My head is filled with questions.
How do Transformers reproduce? Do they just build more? Are they born with free will, or are they born Autobots and Decepticons?
Who greenlit the movie Corky Romano? Do they feel guilty about it?
Why can't Stormtroopers shoot straight? Was marksmanship not taught at the Imperial Millitary Academy, or do their helmets impede their vision?
Why, exactly, does Rick Dalton hate dogs so much? ("Because he's a cat person" is an unacceptable answer.)
What happened to the lead singer from Creed? Did he die? (I sure hope so.)

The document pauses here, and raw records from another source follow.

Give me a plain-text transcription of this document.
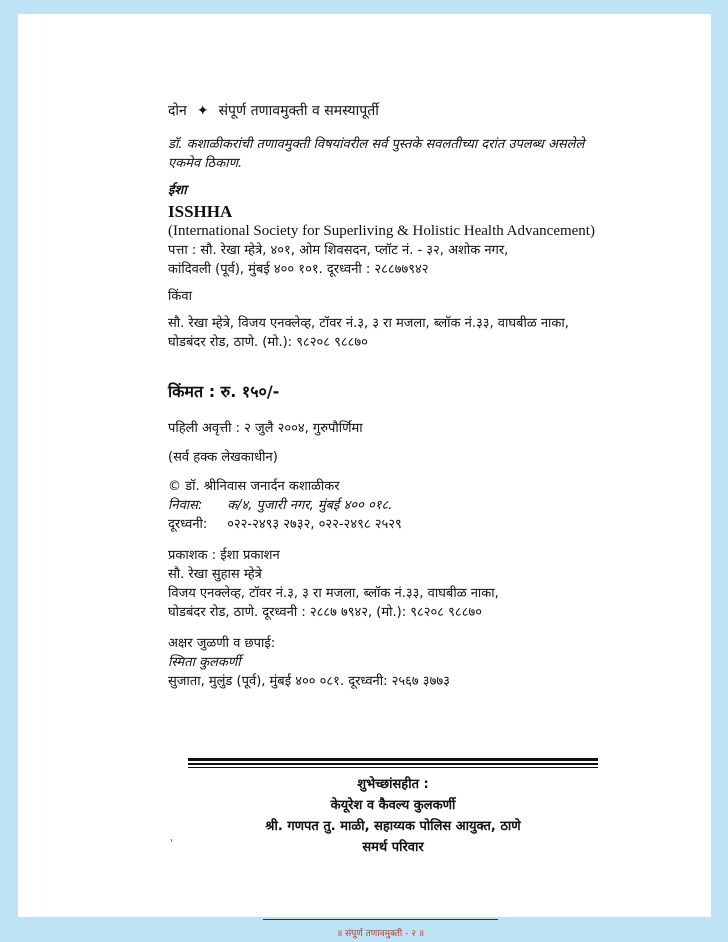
दोन ✦ संपूर्ण तणावमुक्ती व समस्यापूर्ती
डॉ. कशाळीकरांची तणावमुक्ती विषयांवरील सर्व पुस्तके सवलतीच्या दरांत उपलब्ध असलेले
एकमेव ठिकाण.
ईशा
ISSHHA
(International Society for Superliving & Holistic Health Advancement)
पत्ता : सौ. रेखा म्हेत्रे, ४०१, ओम शिवसदन, प्लॉट नं. - ३२, अशोक नगर,
कांदिवली (पूर्व), मुंबई ४०० १०१. दूरध्वनी : २८८७७९४२
किंवा
सौ. रेखा म्हेत्रे, विजय एनक्लेव्ह, टॉवर नं.३, ३ रा मजला, ब्लॉक नं.३३, वाघबीळ नाका,
घोडबंदर रोड, ठाणे. (मो.): ९८२०८ ९८८७०
किंमत : रु. १५०/-
पहिली अवृत्ती : २ जुलै २००४, गुरुपौर्णिमा
(सर्व हक्क लेखकाधीन)
© डॉ. श्रीनिवास जनार्दन कशाळीकर
निवास: क/४, पुजारी नगर, मुंबई ४०० ०१८.
दूरध्वनी: ०२२-२४९३ २७३२, ०२२-२४९८ २५२९
प्रकाशक : ईशा प्रकाशन
सौ. रेखा सुहास म्हेत्रे
विजय एनक्लेव्ह, टॉवर नं.३, ३ रा मजला, ब्लॉक नं.३३, वाघबीळ नाका,
घोडबंदर रोड, ठाणे. दूरध्वनी : २८८७ ७९४२, (मो.): ९८२०८ ९८८७०
अक्षर जुळणी व छपाई:
स्मिता कुलकर्णी
सुजाता, मुलुंड (पूर्व), मुंबई ४०० ०८१. दूरध्वनी: २५६७ ३७७३
शुभेच्छांसहीत :
केयूरेश व कैवल्य कुलकर्णी
श्री. गणपत तु. माळी, सहाय्यक पोलिस आयुक्त, ठाणे
समर्थ परिवार
'
॥ संपूर्ण तणावमुक्ती - २ ॥
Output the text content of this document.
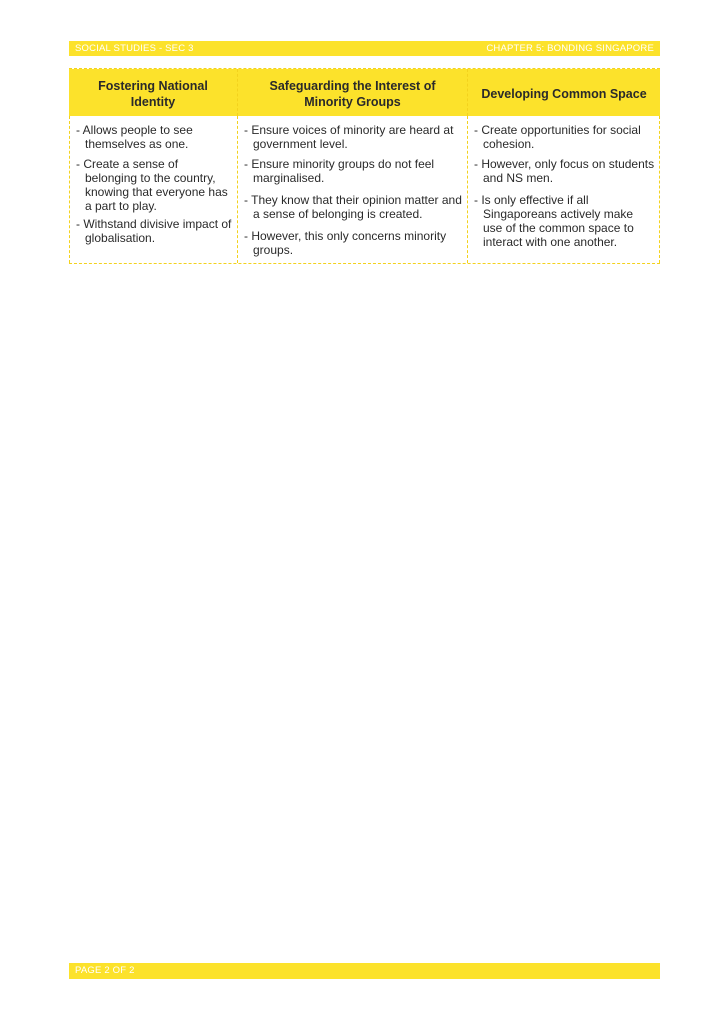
SOCIAL STUDIES - SEC 3	CHAPTER 5: BONDING SINGAPORE
Fostering National Identity
Safeguarding the Interest of Minority Groups
Developing Common Space

- Allows people to see themselves as one.

- Create a sense of belonging to the country, knowing that everyone has a part to play.

- Withstand divisive impact of globalisation.

- Ensure voices of minority are heard at government level.

- Ensure minority groups do not feel marginalised.

- They know that their opinion matter and a sense of belonging is created.

- However, this only concerns minority groups.

- Create opportunities for social cohesion.

- However, only focus on students and NS men.

- Is only effective if all Singaporeans actively make use of the common space to interact with one another.

PAGE 2 OF 2
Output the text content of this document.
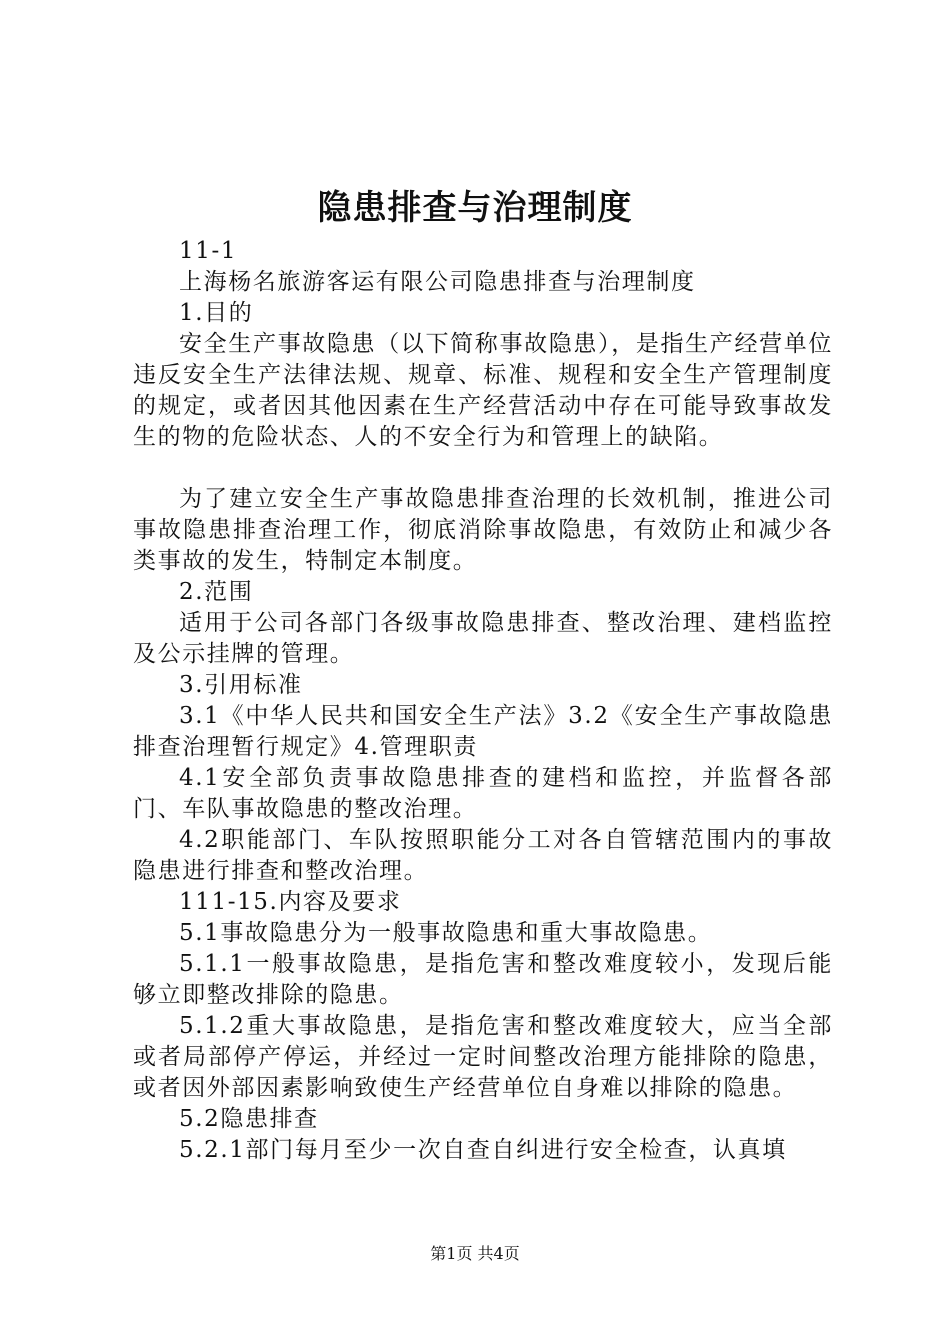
隐患排查与治理制度

11-1

上海杨名旅游客运有限公司隐患排查与治理制度

1.目的

安全生产事故隐患（以下简称事故隐患），是指生产经营单位违反安全生产法律法规、规章、标准、规程和安全生产管理制度的规定，或者因其他因素在生产经营活动中存在可能导致事故发生的物的危险状态、人的不安全行为和管理上的缺陷。

为了建立安全生产事故隐患排查治理的长效机制，推进公司事故隐患排查治理工作，彻底消除事故隐患，有效防止和减少各类事故的发生，特制定本制度。

2.范围

适用于公司各部门各级事故隐患排查、整改治理、建档监控及公示挂牌的管理。

3.引用标准

3.1《中华人民共和国安全生产法》3.2《安全生产事故隐患排查治理暂行规定》4.管理职责

4.1安全部负责事故隐患排查的建档和监控，并监督各部门、车队事故隐患的整改治理。

4.2职能部门、车队按照职能分工对各自管辖范围内的事故隐患进行排查和整改治理。

111-15.内容及要求

5.1事故隐患分为一般事故隐患和重大事故隐患。

5.1.1一般事故隐患，是指危害和整改难度较小，发现后能够立即整改排除的隐患。

5.1.2重大事故隐患，是指危害和整改难度较大，应当全部或者局部停产停运，并经过一定时间整改治理方能排除的隐患，或者因外部因素影响致使生产经营单位自身难以排除的隐患。

5.2隐患排查

5.2.1部门每月至少一次自查自纠进行安全检查，认真填

第1页 共4页
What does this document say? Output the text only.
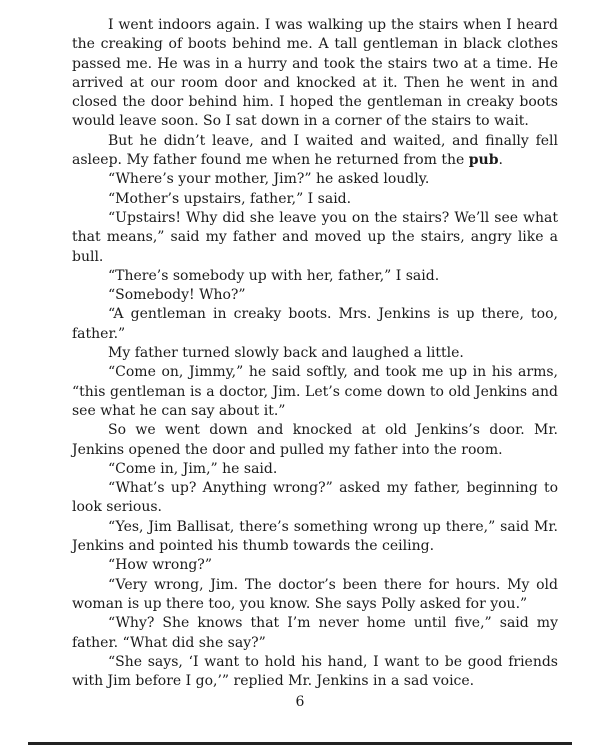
I went indoors again. I was walking up the stairs when I heard the creaking of boots behind me. A tall gentleman in black clothes passed me. He was in a hurry and took the stairs two at a time. He arrived at our room door and knocked at it. Then he went in and closed the door behind him. I hoped the gentleman in creaky boots would leave soon. So I sat down in a corner of the stairs to wait.

But he didn’t leave, and I waited and waited, and finally fell asleep. My father found me when he returned from the pub.

“Where’s your mother, Jim?” he asked loudly.

“Mother’s upstairs, father,” I said.

“Upstairs! Why did she leave you on the stairs? We’ll see what that means,” said my father and moved up the stairs, angry like a bull.

“There’s somebody up with her, father,” I said.

“Somebody! Who?”

“A gentleman in creaky boots. Mrs. Jenkins is up there, too, father.”

My father turned slowly back and laughed a little.

“Come on, Jimmy,” he said softly, and took me up in his arms, “this gentleman is a doctor, Jim. Let’s come down to old Jenkins and see what he can say about it.”

So we went down and knocked at old Jenkins’s door. Mr. Jenkins opened the door and pulled my father into the room.

“Come in, Jim,” he said.

“What’s up? Anything wrong?” asked my father, beginning to look serious.

“Yes, Jim Ballisat, there’s something wrong up there,” said Mr. Jenkins and pointed his thumb towards the ceiling.

“How wrong?”

“Very wrong, Jim. The doctor’s been there for hours. My old woman is up there too, you know. She says Polly asked for you.”

“Why? She knows that I’m never home until five,” said my father. “What did she say?”

“She says, ‘I want to hold his hand, I want to be good friends with Jim before I go,’” replied Mr. Jenkins in a sad voice.

6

Who many licks does it actually take to get to the Tootsie Roll center of a Tootsie Pop?
Does Chewbacca wipe like a man or scoot like a dog, and how does he deal with dingleberries?
How does one go about pitying a fool?
Could Uwe Boll make a movie so bad even he wouldn't watch it?
When did professional wrestling lose it's dignity?
What in the hell does "Git-R-Done" mean, anyway?
Have you never been mellow?
How can the US Government expect to catch Osama Bin Laden if they couldn't catch The A-Team? For that matter, how long would it take The A-Team to find Bin Laden if it were up to them?
Why do good things happen to bad people?
Have you seen Jesco the Dancing Outlaw?
What the fuck is "Alternative" music? Alternative to what?
Won't you take me to Funkytown?
If anyone has answers, I sure could use 'em.